Advancements in radiative cooling structures for atmospheric water harvesting: A comprehensive review

Abstract

Atmospheric water harvesting (AWH) presents a promising technology to address global water scarcity concerns. Utilizing radiative cooling (RC) surfaces to condense atmospheric water vapor has emerged as an effective passive AWH method, requiring no external energy input. Recent advancements in scalable RC distributed particle or porous structures have proven their ability to cool surfaces below the dew point, enabling extensive AWH throughout the day. Furthermore, combining RC systems with other passive AWH technologies, such as sorption technology and morphology optimization, shows promise in increasing water yields and enhancing adaptability to diverse geographical conditions. Additionally, integrating RC technology with solar desalination systems extends water production into nighttime hours and optimizes vapor condensation throughout the day, further enhancing water yield.
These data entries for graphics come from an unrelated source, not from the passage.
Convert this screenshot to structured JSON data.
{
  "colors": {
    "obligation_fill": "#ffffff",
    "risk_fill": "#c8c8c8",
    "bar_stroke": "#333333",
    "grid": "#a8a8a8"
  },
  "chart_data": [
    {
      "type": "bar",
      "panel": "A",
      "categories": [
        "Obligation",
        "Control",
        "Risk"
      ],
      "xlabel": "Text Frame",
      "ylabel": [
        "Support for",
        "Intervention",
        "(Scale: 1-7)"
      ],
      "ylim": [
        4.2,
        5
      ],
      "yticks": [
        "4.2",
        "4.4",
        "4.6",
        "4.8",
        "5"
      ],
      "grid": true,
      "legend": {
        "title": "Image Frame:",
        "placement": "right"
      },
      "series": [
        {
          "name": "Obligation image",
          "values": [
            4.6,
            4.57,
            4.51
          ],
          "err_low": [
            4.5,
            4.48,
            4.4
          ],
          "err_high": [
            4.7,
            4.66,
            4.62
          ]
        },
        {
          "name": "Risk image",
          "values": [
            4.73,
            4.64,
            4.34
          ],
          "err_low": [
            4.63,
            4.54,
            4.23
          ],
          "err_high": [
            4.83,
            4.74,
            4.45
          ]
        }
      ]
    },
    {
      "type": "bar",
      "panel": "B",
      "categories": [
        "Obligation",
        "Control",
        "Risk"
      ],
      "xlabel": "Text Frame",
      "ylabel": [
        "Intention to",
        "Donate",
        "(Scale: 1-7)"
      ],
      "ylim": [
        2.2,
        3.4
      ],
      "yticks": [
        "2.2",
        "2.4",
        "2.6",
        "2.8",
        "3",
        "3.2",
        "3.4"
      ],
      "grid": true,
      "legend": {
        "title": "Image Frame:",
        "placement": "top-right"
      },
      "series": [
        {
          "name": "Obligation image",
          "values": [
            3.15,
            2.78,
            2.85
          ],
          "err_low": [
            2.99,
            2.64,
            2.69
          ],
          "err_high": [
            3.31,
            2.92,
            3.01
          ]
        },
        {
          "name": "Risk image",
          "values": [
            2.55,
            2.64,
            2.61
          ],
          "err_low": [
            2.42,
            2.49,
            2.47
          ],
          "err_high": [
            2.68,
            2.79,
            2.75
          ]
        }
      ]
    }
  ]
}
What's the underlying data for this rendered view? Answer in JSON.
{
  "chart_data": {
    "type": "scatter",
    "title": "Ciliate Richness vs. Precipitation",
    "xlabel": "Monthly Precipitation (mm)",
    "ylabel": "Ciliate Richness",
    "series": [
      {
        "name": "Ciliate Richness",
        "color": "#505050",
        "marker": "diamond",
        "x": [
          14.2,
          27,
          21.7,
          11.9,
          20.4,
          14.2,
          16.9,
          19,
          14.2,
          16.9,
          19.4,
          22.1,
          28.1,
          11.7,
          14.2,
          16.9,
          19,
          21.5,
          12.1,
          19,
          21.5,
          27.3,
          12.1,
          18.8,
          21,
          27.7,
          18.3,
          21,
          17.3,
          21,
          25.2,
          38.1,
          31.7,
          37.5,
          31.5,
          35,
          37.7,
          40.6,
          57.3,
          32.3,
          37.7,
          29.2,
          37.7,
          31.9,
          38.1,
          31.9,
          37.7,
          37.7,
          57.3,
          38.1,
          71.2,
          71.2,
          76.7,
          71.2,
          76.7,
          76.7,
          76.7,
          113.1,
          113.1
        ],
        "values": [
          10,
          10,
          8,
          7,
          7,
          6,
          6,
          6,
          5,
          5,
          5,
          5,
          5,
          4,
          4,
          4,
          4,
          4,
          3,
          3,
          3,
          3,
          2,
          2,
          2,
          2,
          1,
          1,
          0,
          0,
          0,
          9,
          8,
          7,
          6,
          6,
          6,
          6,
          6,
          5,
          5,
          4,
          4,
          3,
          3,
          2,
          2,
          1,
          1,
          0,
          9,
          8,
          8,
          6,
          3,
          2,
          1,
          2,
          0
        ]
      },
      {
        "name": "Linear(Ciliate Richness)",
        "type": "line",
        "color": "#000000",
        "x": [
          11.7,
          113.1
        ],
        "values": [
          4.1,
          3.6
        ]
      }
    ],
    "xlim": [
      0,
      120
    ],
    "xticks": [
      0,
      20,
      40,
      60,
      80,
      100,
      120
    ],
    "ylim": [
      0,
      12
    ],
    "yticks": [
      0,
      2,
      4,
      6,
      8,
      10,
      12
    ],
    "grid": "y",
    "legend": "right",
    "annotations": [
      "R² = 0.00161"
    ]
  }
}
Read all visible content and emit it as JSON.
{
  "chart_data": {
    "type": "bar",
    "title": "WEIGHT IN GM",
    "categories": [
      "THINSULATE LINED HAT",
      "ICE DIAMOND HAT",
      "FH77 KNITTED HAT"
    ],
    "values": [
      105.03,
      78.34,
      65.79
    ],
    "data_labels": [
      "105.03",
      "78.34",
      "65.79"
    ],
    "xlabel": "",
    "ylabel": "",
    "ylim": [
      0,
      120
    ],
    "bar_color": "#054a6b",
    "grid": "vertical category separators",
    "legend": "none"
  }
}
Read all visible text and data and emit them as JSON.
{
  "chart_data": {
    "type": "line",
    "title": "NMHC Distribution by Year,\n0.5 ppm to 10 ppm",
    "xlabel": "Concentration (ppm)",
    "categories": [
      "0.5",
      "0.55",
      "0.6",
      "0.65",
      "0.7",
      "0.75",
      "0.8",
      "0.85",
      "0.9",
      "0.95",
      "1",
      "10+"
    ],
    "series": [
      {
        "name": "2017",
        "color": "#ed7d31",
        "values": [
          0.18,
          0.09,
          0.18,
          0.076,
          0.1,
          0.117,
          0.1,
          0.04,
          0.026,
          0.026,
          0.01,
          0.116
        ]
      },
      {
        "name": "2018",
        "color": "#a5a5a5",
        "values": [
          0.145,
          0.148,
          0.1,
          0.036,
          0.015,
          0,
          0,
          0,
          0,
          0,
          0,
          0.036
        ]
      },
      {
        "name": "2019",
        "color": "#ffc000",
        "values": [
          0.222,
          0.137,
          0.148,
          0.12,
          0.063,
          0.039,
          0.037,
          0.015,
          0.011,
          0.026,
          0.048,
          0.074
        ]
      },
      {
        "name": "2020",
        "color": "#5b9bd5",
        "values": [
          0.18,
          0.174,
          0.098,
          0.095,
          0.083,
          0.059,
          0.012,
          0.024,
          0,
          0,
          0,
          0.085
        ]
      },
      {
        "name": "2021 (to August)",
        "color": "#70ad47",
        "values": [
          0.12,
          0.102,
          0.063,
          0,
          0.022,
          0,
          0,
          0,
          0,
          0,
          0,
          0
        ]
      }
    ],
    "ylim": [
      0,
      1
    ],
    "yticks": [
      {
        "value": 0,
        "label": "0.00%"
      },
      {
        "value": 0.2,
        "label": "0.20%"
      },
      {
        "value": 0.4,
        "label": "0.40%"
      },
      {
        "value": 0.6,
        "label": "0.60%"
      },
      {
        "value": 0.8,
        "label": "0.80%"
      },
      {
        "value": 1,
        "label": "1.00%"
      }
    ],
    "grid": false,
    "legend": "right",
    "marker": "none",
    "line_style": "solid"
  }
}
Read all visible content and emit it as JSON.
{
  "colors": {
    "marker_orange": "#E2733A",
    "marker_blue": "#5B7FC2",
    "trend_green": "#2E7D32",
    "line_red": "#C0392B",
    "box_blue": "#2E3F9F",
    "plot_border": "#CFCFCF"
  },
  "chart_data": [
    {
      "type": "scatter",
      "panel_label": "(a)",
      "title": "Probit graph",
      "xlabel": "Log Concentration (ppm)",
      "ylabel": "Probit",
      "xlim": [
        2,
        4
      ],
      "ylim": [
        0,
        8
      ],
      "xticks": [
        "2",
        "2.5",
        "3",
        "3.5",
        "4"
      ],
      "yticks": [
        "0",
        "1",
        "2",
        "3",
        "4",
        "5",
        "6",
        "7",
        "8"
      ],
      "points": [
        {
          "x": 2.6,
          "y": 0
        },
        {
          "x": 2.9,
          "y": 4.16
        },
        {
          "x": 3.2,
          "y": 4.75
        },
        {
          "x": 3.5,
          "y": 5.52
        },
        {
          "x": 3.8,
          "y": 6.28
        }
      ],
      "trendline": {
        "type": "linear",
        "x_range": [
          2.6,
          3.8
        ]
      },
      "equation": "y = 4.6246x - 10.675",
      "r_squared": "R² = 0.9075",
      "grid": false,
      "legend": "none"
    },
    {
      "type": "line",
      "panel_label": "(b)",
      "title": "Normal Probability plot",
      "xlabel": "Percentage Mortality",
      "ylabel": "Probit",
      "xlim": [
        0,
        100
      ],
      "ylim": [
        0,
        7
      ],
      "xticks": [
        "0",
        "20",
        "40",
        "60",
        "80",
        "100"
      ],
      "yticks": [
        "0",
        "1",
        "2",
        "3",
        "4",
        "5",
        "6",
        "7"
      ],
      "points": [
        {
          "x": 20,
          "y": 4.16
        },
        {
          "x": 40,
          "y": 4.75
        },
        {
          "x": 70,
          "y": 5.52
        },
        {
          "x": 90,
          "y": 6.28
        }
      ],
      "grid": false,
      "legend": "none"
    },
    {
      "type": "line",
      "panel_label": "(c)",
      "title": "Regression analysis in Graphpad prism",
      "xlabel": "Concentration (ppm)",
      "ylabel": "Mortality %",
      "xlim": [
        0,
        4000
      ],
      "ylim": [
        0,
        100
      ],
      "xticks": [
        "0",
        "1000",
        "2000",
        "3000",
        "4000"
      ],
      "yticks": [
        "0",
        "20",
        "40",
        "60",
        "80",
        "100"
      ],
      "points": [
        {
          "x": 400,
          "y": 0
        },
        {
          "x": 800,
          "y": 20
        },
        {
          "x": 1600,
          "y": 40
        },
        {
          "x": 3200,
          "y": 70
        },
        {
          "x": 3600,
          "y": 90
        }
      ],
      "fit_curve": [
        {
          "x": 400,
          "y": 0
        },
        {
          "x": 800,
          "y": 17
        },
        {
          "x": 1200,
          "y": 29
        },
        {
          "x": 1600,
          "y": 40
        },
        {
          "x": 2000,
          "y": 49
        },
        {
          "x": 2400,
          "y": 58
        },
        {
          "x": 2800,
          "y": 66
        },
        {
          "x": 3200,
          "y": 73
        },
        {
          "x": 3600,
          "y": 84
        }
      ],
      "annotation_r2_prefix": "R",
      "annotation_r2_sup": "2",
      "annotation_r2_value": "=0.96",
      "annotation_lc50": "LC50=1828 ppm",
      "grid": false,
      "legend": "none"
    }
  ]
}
This review offers a comprehensive examination and critical assessment of RC-based AWH technologies and their integration with other passive AWH methods and solar desalination approaches documented thus far. The study highlights significant potential for developing passive AWH technologies integrated with RC systems, demonstrating effectiveness across various geographical areas and climate conditions. Moreover, the review identifies existing research gaps, delineates future avenues for development, and discusses challenges that researchers in this field may face, especially concerning RC material and condenser structure development.